A python package to analyze and compare voices with deep learning

Apache License 2.0

2.66k stars 419 forks source link

The Ability of Speaker Diarization with More Than 2 Speakers #72

Open ConnieZi opened 2 years ago

ConnieZi commented 2 years ago

Hello developers! Thank you so much for developing Resemblyzer and it is an amazing tool for me. I have actually been encountered a problems while developing, that when my input audio contains 3 speakers' untterances, the output would only give me the labels with only 2 speakers. More specifically, after the first(label 0) and the second speaker(label 1) finish talking and then the third speaker starts, Resemblyzer just labels the third speaker with label 0. Not sure if it's because the two of them have similar voices, but this happens with every audio of mine that contains 3 speakers.
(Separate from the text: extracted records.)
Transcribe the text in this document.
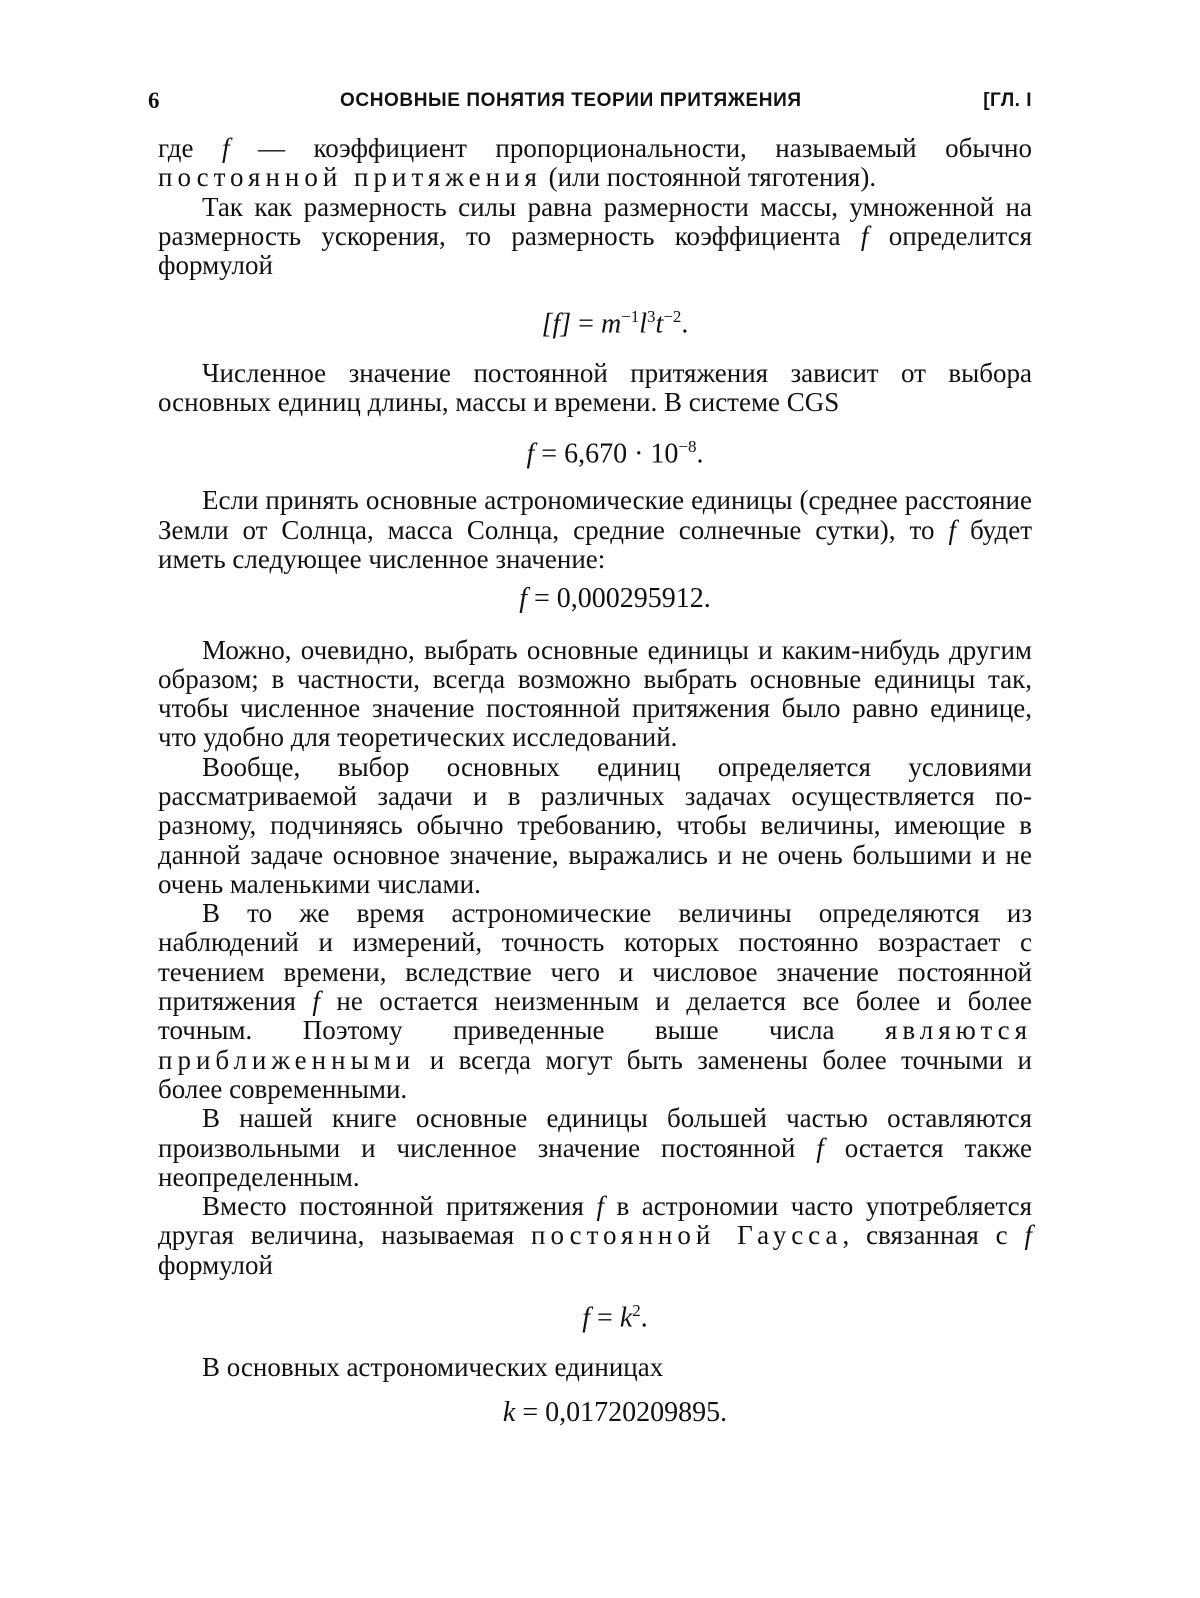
6	ОСНОВНЫЕ ПОНЯТИЯ ТЕОРИИ ПРИТЯЖЕНИЯ	[ГЛ. I

где f — коэффициент пропорциональности, называемый обычно постоянной притяжения (или постоянной тяготения).

Так как размерность силы равна размерности массы, умноженной на размерность ускорения, то размерность коэффициента f определится формулой

$[f] = m^{-1}l^3t^{-2}$.

Численное значение постоянной притяжения зависит от выбора основных единиц длины, массы и времени. В системе CGS

$f = 6,670 \cdot 10^{-8}$.

Если принять основные астрономические единицы (среднее расстояние Земли от Солнца, масса Солнца, средние солнечные сутки), то f будет иметь следующее численное значение:

f = 0,000295912.

Можно, очевидно, выбрать основные единицы и каким-нибудь другим образом; в частности, всегда возможно выбрать основные единицы так, чтобы численное значение постоянной притяжения было равно единице, что удобно для теоретических исследований.

Вообще, выбор основных единиц определяется условиями рассматриваемой задачи и в различных задачах осуществляется по-разному, подчиняясь обычно требованию, чтобы величины, имеющие в данной задаче основное значение, выражались и не очень большими и не очень маленькими числами.

В то же время астрономические величины определяются из наблюдений и измерений, точность которых постоянно возрастает с течением времени, вследствие чего и числовое значение постоянной притяжения f не остается неизменным и делается все более и более точным. Поэтому приведенные выше числа являются приближенными и всегда могут быть заменены более точными и более современными.

В нашей книге основные единицы большей частью оставляются произвольными и численное значение постоянной f остается также неопределенным.

Вместо постоянной притяжения f в астрономии часто употребляется другая величина, называемая постоянной Гаусса, связанная с f формулой

$f = k^2$.

В основных астрономических единицах

k = 0,01720209895.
theashishbhatt commented 2 years ago

Hey @ConnieZi. Did you check how many clusters you are creating? The SpectralClusterer takes in arguments for minimum and maximum clusters you want to be created. If you have three speakers in the audio, try setting min=3. It should work.

Nirannoel commented 1 year ago

Can i know how to get the output on text format like RTTM by using speaker diarization on resemblyzer

lkaniak commented 8 months ago

Hey @ConnieZi. Did you check how many clusters you are creating? The SpectralClusterer takes in arguments for minimum and maximum clusters you want to be created. If you have three speakers in the audio, try setting min=3. It should work.

Is it possible to match a use-case where I only need to identify the number of speakers in a audio sample, using this and the package?